Nadat u jokertekens hebt gebruikt, is het tijd om gebruik te maken van de foreach-functie in makefile. De rest van de makefile-code is hetzelfde. Op regel 6 initialiseren we een andere variabele, namelijk 'NAMES', met een lijst met drie waarden: Kate, Kim, Tim. Het standaarddoel “all” is afhankelijk van de EXECUTABLE-variabele (doelbestandsnaam “hello”) en foreach-instructie. De functie “addprefix” herhaalt de variabele “NAMES” om dynamisch de doelnamen te genereren door “run_” voor te zetten aan het begin van elke naam in de lijst “NAMES”.
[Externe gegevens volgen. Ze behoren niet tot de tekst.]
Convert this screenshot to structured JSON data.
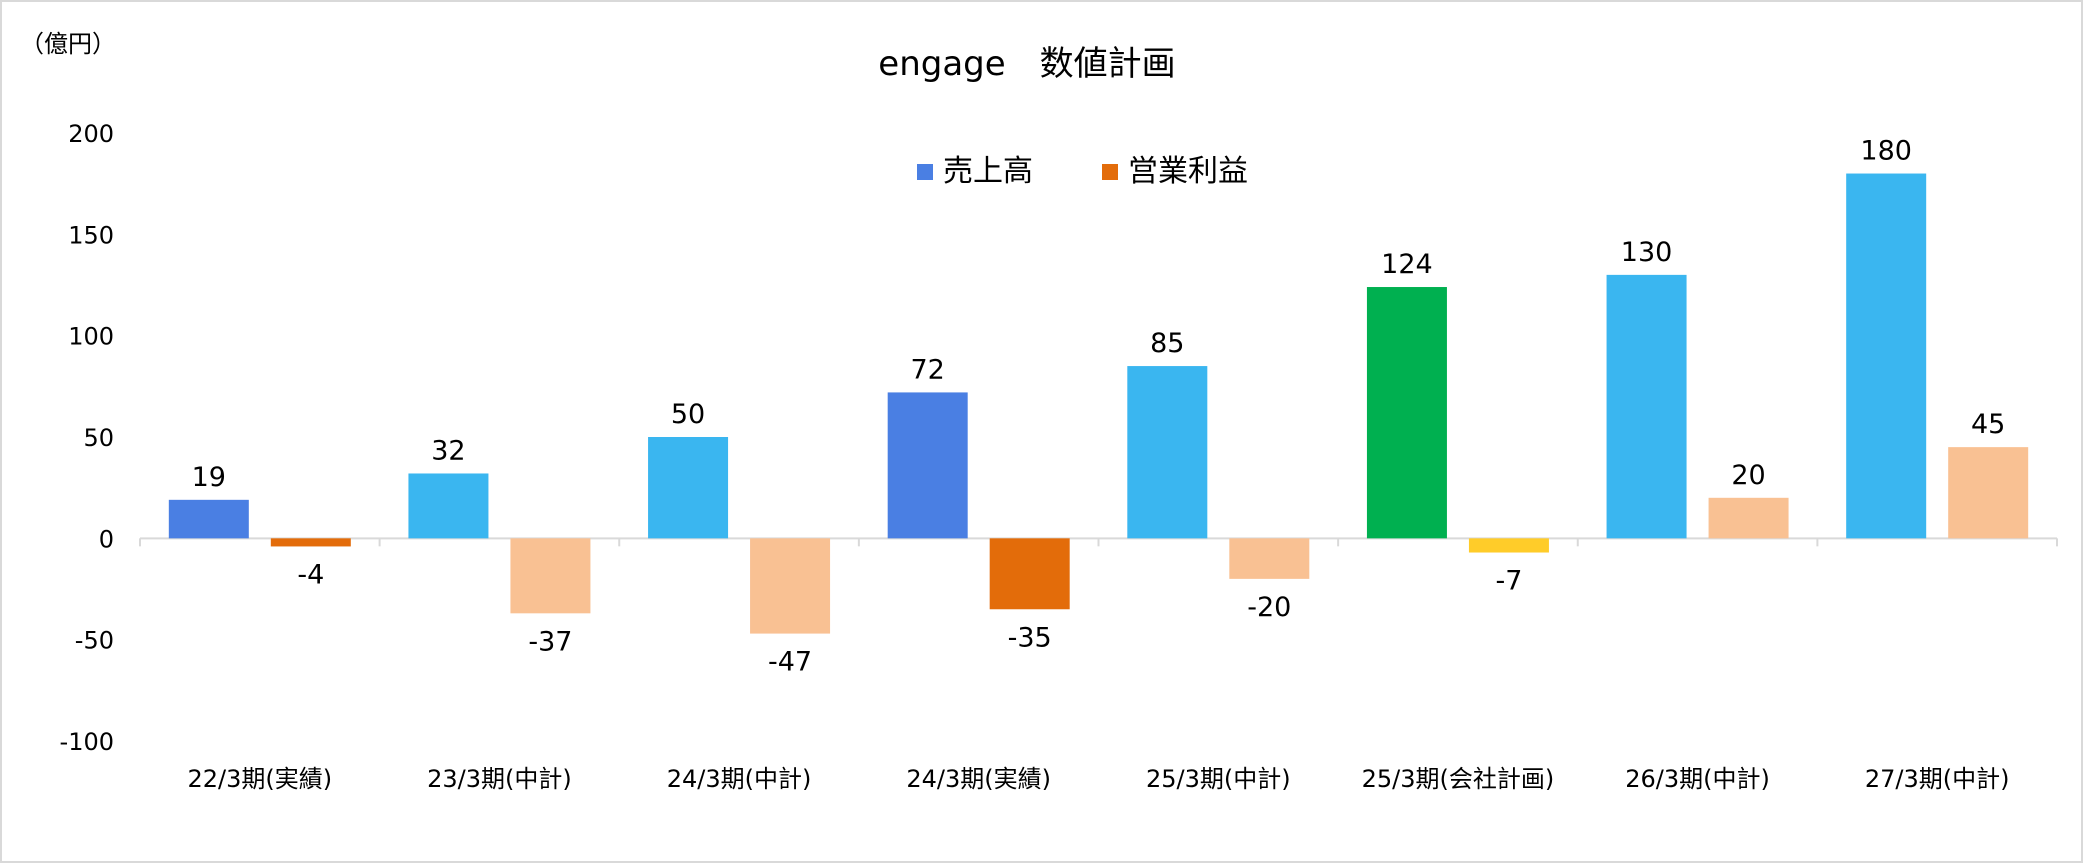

De regel op de achtste regel geeft aan dat een uitvoerbaar doelbestand, d.w.z. hallo, afhankelijk is van de “OBJS”. De vlag “-o” genereert het doeluitvoerbestand met behulp van de OBJS. De regel op de tiende regel genereert het doelobjectbestand met behulp van de bronbestanden met de extensie “cpp”. Om dit te doen, wordt de vlag “-c” gebruikt om een ​​bronbestand te compileren en het gerelateerde objectbestand te genereren dat nodig is voor de doelgeneratie. Op de dertiende regel gebruiken we de EXECUTABLE-variabele om de uitvoer te genereren met verschillende namen, beginnend met “run_” als voorvoegsel. Uiteindelijk zullen de Clean Target- en Fake-doelen het object en de doelbestanden verwijderen en opschonen.

CXX = g++
CXXFLAGS = -Muur -soa =c++ elf
# uitvoerbaar doelbestand
UITVOERBAAR = hallo
SRCS = $ ( wildcard * .cpp )
OBJS = $ ( SRCS:.cpp=.o )
# Lijst met namen
NAMEN = Kate Kim Tim
# Doelstellingen
alles: $ ( UITVOERBAAR ) $ ( addprefix run_, $ ( NAMEN ) )
$ ( UITVOERBAAR ) : $ ( OBJS )
$ ( CXX ) $ ( CXXVLAGS ) -O $ @ $ ( OBJS )
% .O: % .cpp
$ ( CXX ) $ ( CXXVLAGS ) -C $ < -O $ @
# Maak doelen voor elke naam
loop_ % : $ ( UITVOERBAAR )
. / $ ( UITVOERBAAR ) $*
schoon:
rm -F $ ( UITVOERBAAR ) $ ( OBJS )
# Valse doelwitten
.PHONY: allemaal schoon

Het gebruik van de “make”-instructie genereert het uitvoerbare “hello”-doel en voert het programma uit voor elke naam die is opgegeven in de “NAMES”-variabele.

maken

U kunt uw uitvoer ook wijzigen met behulp van de naam uit een lijst met het voorvoegsel “run_”.

Maak run_Kim

Conclusie

In deze handleiding wordt het gebruik van jokertekens en foreach-concepten in het makefile besproken, terwijl hun syntaxis afzonderlijk wordt besproken. Daarna bespraken we de codevoorbeelden om dieper in te gaan op elk van hun werken met uitvoer bij het verkrijgen van de bestanden met dezelfde extensies en het herhalen van de waarden in een variabelenlijst.